Category Archives: Etik Sürtük Alıştırmaları

#17 Yirmi dakikalık kavga

ETİK SÜRTÜK, ALIŞTIRMA #17. Partnerinizle anlaşamadığınız bir konuyu tartışmak için 20 dakika ayırın. Odaklanabileceğiniz, hemen ardından bir şeye yetişmeniz gerekmeyen (belki sonrasında bir film izlemeyi planlayabilirsiniz) bir zaman dilimi olmasına dikkat edin.
Bunu önce küçük bir anlaşmazlıkla deneyin; pratik olması açısından, başa bela bir konu seçmeyin. Yirmi dakika dolunca ama tartışma bitmeyince, nasıl duracaksınız? En zorlu anlaşmazlıklarımız, saatlerce konuşmayla, bağrışmayla, tartışmayla dahi çözümlenmeyecek – hatta belki haftalar, aylar sonra bile. Zor konular zaman isterler.

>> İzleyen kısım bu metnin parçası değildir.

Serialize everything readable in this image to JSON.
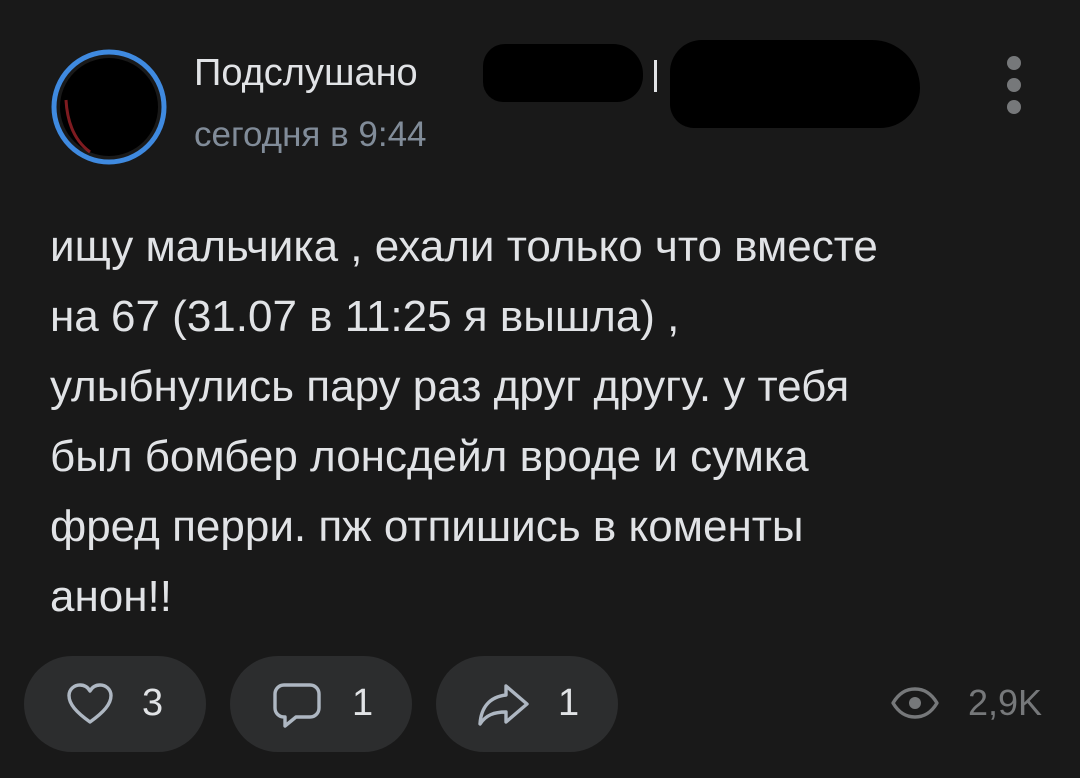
{
  "post": {
    "group_name": "Подслушано",
    "timestamp": "сегодня в 9:44",
    "text_lines": [
      "ищу мальчика , ехали только что вместе",
      "на 67 (31.07 в 11:25 я вышла) ,",
      "улыбнулись пару раз друг другу. у тебя",
      "был бомбер лонсдейл вроде и сумка",
      "фред перри. пж отпишись в коменты",
      "анон!!"
    ]
  },
  "actions": {
    "likes": "3",
    "comments": "1",
    "shares": "1",
    "views": "2,9K"
  },
  "icons": {
    "like": "heart-icon",
    "comment": "comment-bubble-icon",
    "share": "share-arrow-icon",
    "views": "eye-icon",
    "more": "more-vertical-icon"
  },
  "colors": {
    "background": "#191919",
    "button_bg": "#2c2d2e",
    "text_primary": "#e1e3e6",
    "text_secondary": "#818c99",
    "icon_gray": "#76787a",
    "story_ring": "#3f8ae0"
  }
}
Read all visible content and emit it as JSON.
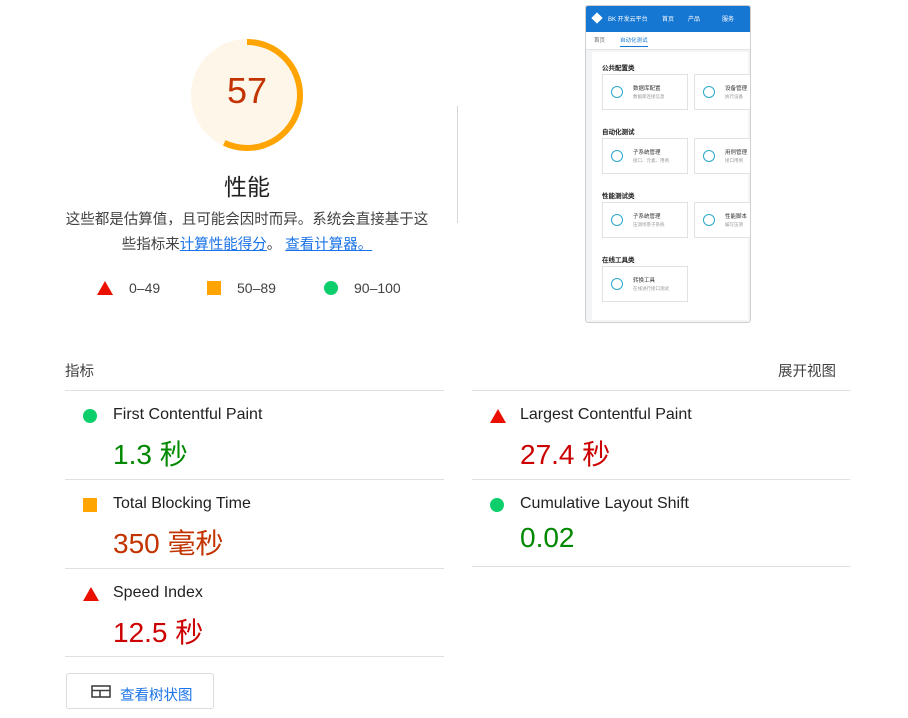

Bu yüzden önemli becerilerden biri çelişkiyi açmak ve ardından bir sonraki tartışmaya kadar kapatmayı becermektir.
İyi iletişim araçları kullanın ve alarmı kurun. Yirmi dakika dolunca, birkaç derin nefes alın, ve bırakın gitsin. Tartışmanın neresinde olursanız olun, bırakın gitsin. Nasıl duracağını bilmek, muhteşem faydalı bir beceridir. Bir anlaşmazlık hakkında konuşmak, birbirinizi helak edene kadar bağrışmayacağınıza ortaklaşa karar verdiğinizde çok daha güvenlidir. Konuşma bittikten sonra, söyledikleriniz veya partnerinizin söyledikleri hakkında düşünürken bulabilirsiniz kendinizi. Ve birkaç gün içinde, neyin işe yarayabileceğiyle ilgili yeni fikirler gelebilir aklınıza. Haftayaki Yirmi-Dakikalık-Kavga raunduna gelene kadar birbirinizin pozisyonunu ne kadar iyi anladığınızı ve kabul ettiğinizi görerek şaşıracaksınız.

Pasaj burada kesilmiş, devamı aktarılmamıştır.